5.      Bagi si anak (remaja), untuk memilah – milah pergaulan agar tidak ikut terjerumus kedalam hal – hal yang negatif.
6.      Bagi si anak, untuk menggunakan kemajuan teknologi sekarang ini dengan bijak. Gunakan untuk hal – hal yang positif saja.
7.      Bagi si anak, untuk menjaga perilaku, ucapan, dan sikap. Serta untuk tidak mengikuti budaya – budaya yang dianggap tidak sesuai dengan nilai moral bangsa Indonesia.
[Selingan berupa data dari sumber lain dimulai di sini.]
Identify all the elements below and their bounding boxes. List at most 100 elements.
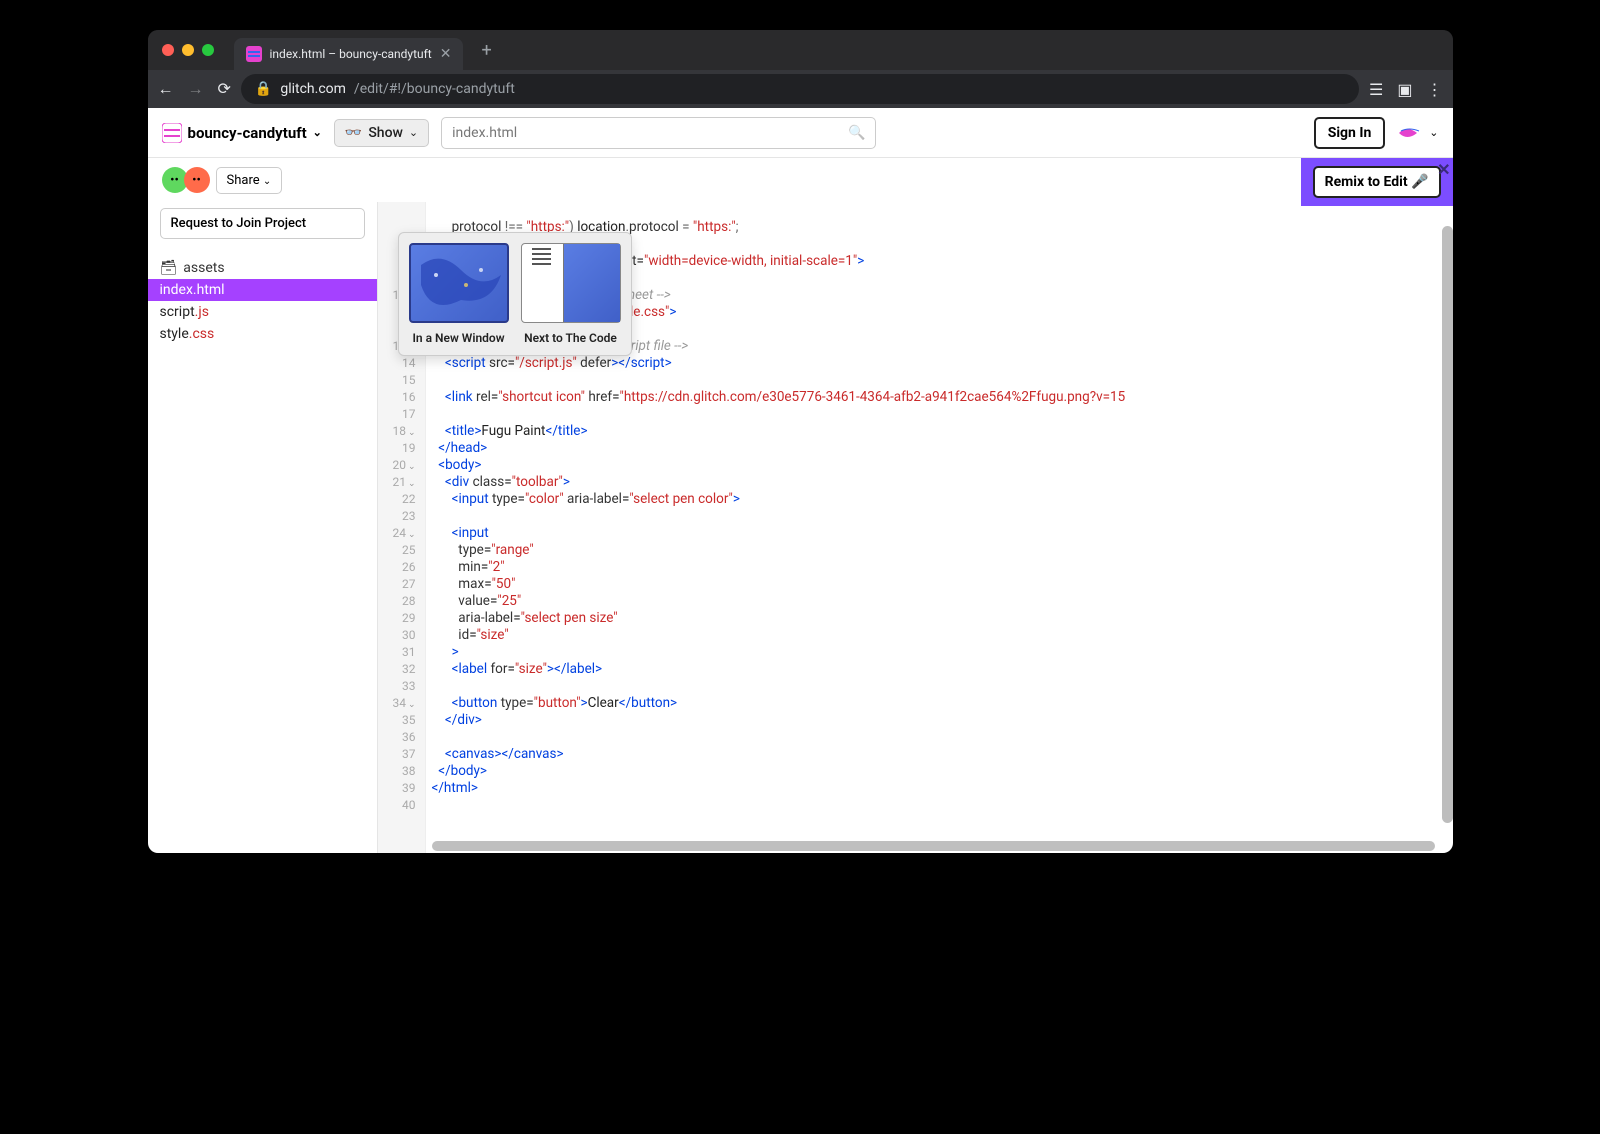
window-controls <box>162 44 214 56</box>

8.      Untuk saling memahami dan mengerti satu sama lain, saling bertukar pendapat (curhat). Karena itu bisa mempererat rasa kasih sayang.
            Nah, dapat saya simpulkan bahwa masa remaja adalah masa peralihan manusia dari anak – anak menuju dewasa. Dimana masa ini adalah masa yang sangat rawan sehingga para orang tua harus mengawasi anak – anak mereka secara ketat karena di masa remaja ini semua hal yang baik dan buruk silih berganti datang dan keluar seiring dengan kemajuan teknologi di era globalisasi yang membawa dampak positif serta negatif  yang berpengaruh bagi pertumbuhan dan perkembangan moralitas anak bangsa.